En 2014, je terminais un film sur le suicide de Trakl. Mais ça a été un échec artistique dont j’ai détruit toute trace peu après. J’avais du mal avec ce trou dans ma filmographie, aussi j’ai toujours voulu corriger mes erreurs et réaliser une meilleure version de ce film, une version épurée au plus près des intentions de base. Savoir comment m’y prendre pour trouver les bonnes idées m’a pris très longtemps (si tant est qu’elles soient effectivement bonnes).
Outre la référence au dernier poème de Trakl, deux autres auteurs sont cités dans le film, avec une citation de Crime et Châtiment de Fiodor Dostoïevski et d’autres de L’Expérience Intérieure et Propositions de Georges Bataille (qui figuraient dans Acéphale N°2. “Nietzsche et les fascistes”). Comment avez-vous choisi ces passages ?
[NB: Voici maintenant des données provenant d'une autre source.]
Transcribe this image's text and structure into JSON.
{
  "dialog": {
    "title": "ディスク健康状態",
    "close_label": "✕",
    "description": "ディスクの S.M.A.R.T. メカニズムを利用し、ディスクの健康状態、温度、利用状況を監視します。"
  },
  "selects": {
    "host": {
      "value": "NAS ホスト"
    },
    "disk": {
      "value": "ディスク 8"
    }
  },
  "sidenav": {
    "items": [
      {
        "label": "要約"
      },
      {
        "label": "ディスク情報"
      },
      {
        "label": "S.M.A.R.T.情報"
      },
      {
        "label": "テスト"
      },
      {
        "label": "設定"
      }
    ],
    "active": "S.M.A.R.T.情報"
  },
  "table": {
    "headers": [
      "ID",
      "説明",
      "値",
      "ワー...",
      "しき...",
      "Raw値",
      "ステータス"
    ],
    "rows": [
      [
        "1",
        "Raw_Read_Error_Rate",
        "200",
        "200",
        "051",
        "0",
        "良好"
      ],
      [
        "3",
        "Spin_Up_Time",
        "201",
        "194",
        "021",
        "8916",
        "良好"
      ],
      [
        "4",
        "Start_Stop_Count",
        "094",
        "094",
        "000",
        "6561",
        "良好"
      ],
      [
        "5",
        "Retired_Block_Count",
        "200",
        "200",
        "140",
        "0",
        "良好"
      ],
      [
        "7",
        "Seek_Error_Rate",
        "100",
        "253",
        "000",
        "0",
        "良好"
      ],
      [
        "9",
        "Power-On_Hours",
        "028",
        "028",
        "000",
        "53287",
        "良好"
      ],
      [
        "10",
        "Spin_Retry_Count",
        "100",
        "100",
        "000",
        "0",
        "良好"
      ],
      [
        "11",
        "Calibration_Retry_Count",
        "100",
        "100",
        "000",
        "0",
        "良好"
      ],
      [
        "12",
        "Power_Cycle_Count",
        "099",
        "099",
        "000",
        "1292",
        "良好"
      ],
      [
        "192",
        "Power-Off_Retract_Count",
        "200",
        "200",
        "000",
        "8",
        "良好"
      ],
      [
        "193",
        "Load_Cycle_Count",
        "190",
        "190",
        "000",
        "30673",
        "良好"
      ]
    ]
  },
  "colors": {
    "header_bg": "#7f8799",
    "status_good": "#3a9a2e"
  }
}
Ces mots m’ont accompagné pendant de nombreuses années. Je pense qu’il s’agit de visions justes du comportement humain. Je souhaitais également utiliser des extraits de Paul Fussell, de son livre La Grande guerre et la mémoire moderne : “Ainsi la dérive de l’histoire moderne domestique le fantastique et normalise l’indicible. Et la catastrophe qui en est à l’origine est la Grande Guerre.” Mais ça n’avait pas sa place. “Ce n’est pas moi qui frappe – c’est la terre entière” sont des mots qui me hantent. Peut-être que le personnage principal du film est la terre.
Le film articule treize images, tissant des liens entre le tableau de Gustave Courbet Le Ruisseau du Puits noir, La Vallée de la Loue, celui de Emil Nolde Soir d’automne, l’auto-portrait de Georg Trakl et un court extrait du Killed by Lightning du réalisateur russe Yevgeny Yufit, fondateur du Nécro-réalisme. Qu’est-ce qui a guidé le montage ?
Après y avoir réfléchi depuis 2015, j’ai finalement réalisé ce film en peu de temps, en février et mars de cette année. Il y a un mouvement du jour au crépuscule et à la nuit, et de l’idylle au cauchemar. Quelque part dans son agencement, en particulier dans le contraste entre le Courbet et le Nolde, j’espère que résonnent les mots de JG Ballard : “Il était désormais impossible de distinguer les paysages mentaux des paysages terrestres, comme ça avait été le cas à Auschwitz et Hiroshima, Golgotha et Gomorrhe.” Les images de Yufit d’humanoïdes idiots errant dans des champs et des forêts sont parmi les meilleures choses que j’ai vues au cinéma. Pour la fin du film, j’avais besoin d’une sorte de mouvement, par conséquent j’ai samplé une de ces images et j’ai été ravi de me rendre compte que ça ressemblait à un géant dans un paysage. Ça m’a rappelé le “Colosse” de Goya. J’ai aussi utilisé une photo de mon père dans la jungle au Vietnam quand il avait dix-neuf ans.
Après le générique, une ultime image émerge furtivement du noir, en écho à celle des soldats de la Première Guerre Mondiale qui précède le titre du film. D’où vient ce choix ?
J’avais le désir d’ancrer ce film dans le présent. La guerre en Ukraine a commencé alors que j’étais en montage. Il existe cette citation de Fussell, ou plutôt de Fussell empruntant à Alfred Kazin : “La Guerre n’importe où, n’importe quand – La Guerre qui ne finit jamais, la Guerre comme l’expérience ininterrompue de l’homme du vingtième siècle. »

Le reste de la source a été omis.